Nous rapportons la mésaventure de Jean-Michel à la porte-parole de BNP Paribas Fortis. Hilde Junius indique que "cette approche ne correspond pas à la volonté de la banque d'aider tous les clients dans les meilleures conditions". Elle précise : "si le client se présente (une première fois) sans rendez-vous : le conseiller va toujours essayer d’aider le client, lui expliquer comment prendre rendez-vous à l’avenir et fixer un rendez-vous pour une date future afin de répondre à sa demande". Cela ne s’est pas exactement passé comme ça pour notre témoin. La porte-parole valide donc le ressenti de Jean-Michel qui s’attendait à un "meilleur" accueil.
Troisième question : certains clients regrettent ce qu’ils considèrent comme un appauvrissement des services offerts par les banques. Est-ce le cas?
La Fédération du secteur financier dit être bien consciente de l’importance de l’accessibilité des services bancaires. Pour elle, les banques cherchent à fournir un bon service, à la fois aux clients numériques (banques accessibles 7 jours sur 7, 24h sur 24 avec de nouveaux moyens de communication, via les chats et les appels vidéo), et aux clients non numériques qui veulent un service physique.
Febelfin rappelle en outre qu’il existe différents types de banques pour différents profils de clients : "Il peut être intéressant pour les clients de voir quelle banque répond le mieux à leurs besoins".
En ce qui concerne plus particulièrement BNP Paribas Fortis, il y avait 888 agences bancaires fin 2013. 10 ans plus tard, à la fin de l’année 2023, il n’y en avait plus que 308.
Mais depuis janvier 2024, il y a 960 points de contact avec l’intégration de bpost Banque et de ses 656 bureaux de poste.

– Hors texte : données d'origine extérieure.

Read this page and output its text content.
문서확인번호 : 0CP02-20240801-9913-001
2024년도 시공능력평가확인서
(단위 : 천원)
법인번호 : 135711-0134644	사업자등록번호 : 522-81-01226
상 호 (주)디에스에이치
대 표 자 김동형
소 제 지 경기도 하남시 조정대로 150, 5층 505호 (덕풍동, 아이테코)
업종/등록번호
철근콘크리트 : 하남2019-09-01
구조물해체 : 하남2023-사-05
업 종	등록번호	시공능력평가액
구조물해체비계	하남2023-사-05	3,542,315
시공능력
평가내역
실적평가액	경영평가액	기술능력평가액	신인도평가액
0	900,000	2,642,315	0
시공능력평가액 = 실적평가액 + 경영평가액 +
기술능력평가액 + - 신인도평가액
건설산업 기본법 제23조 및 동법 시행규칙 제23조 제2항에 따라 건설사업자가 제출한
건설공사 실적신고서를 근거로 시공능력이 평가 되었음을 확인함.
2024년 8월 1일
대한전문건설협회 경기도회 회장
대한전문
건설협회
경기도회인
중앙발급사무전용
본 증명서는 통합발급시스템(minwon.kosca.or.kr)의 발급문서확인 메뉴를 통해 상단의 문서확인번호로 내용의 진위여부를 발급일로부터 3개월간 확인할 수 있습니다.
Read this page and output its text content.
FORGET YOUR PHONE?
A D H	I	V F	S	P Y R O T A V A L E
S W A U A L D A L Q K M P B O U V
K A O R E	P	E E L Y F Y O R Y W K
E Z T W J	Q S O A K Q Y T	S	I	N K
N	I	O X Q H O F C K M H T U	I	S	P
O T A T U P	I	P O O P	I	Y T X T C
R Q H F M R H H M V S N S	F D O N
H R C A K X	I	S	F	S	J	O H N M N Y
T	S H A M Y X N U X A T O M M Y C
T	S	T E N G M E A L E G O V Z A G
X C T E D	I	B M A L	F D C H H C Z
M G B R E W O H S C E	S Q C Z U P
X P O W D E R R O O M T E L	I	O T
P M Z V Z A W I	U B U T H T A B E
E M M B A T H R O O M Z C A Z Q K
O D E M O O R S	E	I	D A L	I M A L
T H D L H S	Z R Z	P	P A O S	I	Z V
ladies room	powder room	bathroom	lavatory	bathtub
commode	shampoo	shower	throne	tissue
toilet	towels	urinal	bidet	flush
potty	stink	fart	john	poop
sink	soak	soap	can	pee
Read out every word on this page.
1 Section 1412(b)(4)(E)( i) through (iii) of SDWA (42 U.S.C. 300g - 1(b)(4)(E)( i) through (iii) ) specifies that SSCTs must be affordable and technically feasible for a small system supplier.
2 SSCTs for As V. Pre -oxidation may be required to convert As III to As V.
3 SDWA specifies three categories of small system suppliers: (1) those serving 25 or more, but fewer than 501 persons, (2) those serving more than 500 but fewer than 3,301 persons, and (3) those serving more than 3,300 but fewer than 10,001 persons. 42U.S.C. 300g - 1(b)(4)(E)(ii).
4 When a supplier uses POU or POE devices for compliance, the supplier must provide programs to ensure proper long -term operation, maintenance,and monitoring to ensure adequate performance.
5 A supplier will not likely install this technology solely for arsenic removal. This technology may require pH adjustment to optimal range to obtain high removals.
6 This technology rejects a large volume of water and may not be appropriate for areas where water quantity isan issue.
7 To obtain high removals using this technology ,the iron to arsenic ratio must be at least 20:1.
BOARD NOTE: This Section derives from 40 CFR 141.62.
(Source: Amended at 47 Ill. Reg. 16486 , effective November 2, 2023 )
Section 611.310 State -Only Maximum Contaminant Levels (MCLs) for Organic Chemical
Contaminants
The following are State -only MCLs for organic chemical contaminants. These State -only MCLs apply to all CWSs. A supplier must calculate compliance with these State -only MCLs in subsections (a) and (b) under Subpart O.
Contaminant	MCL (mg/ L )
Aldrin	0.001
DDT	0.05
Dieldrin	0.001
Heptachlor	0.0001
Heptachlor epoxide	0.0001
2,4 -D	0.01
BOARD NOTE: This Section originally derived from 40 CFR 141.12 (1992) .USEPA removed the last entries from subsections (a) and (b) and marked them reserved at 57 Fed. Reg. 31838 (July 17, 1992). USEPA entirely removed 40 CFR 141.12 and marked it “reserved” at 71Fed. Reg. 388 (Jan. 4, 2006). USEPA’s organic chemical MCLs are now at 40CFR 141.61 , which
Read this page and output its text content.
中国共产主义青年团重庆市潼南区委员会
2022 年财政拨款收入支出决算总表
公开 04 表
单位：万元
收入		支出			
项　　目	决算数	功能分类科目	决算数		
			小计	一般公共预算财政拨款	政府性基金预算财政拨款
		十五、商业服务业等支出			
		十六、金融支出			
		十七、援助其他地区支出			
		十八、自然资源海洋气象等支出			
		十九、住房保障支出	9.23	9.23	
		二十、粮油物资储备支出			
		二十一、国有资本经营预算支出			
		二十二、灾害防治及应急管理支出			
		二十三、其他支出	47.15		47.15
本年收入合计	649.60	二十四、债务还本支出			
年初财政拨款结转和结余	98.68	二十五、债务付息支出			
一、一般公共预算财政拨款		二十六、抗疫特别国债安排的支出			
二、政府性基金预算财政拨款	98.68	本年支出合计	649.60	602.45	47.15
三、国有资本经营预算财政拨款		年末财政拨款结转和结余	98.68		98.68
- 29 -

Quatrième question : le Covid a engendré une adaptation forcée des services bancaires, pourquoi ne pas rétablir les services "perdus" avec la crise sanitaire?
Febelfin confirme l’influence du Covid : "Les banques ont commencé à travailler davantage sur rendez-vous pour des raisons sanitaires. Le fait qu'elles aient ensuite évolué dans ce sens et qu'elles l'aient conservé ou non relève de la politique commerciale de chaque banque".
La Fédération pointe le fait que "beaucoup de gens ont également découvert pendant cette période les autres canaux de communication des banques" et que ceux-ci leur conviennent parfois. Tout en soulignant que le rendez-vous physique "apporte souvent une valeur ajoutée car la banque s’assure que l’employé disposant de l’expertise appropriée est disponible pour répondre aux besoins des clients".
De son côté, BNP Paribas Fortis constate que le nombre de contacts à distance continue à prendre de l’importance. L’institution bancaire l’illustre par quelques chiffres.
Depuis 2018, les visites et les opérations manuelles dans les agences ont baissé de 48%. Et en 2023, la banque a enregistré 4,3 millions de contacts humains "à distance" (par téléphone ou visioconférence) contre 2,4 millions de contacts "physiques en présentiel", soit presque deux fois plus de contacts à distance.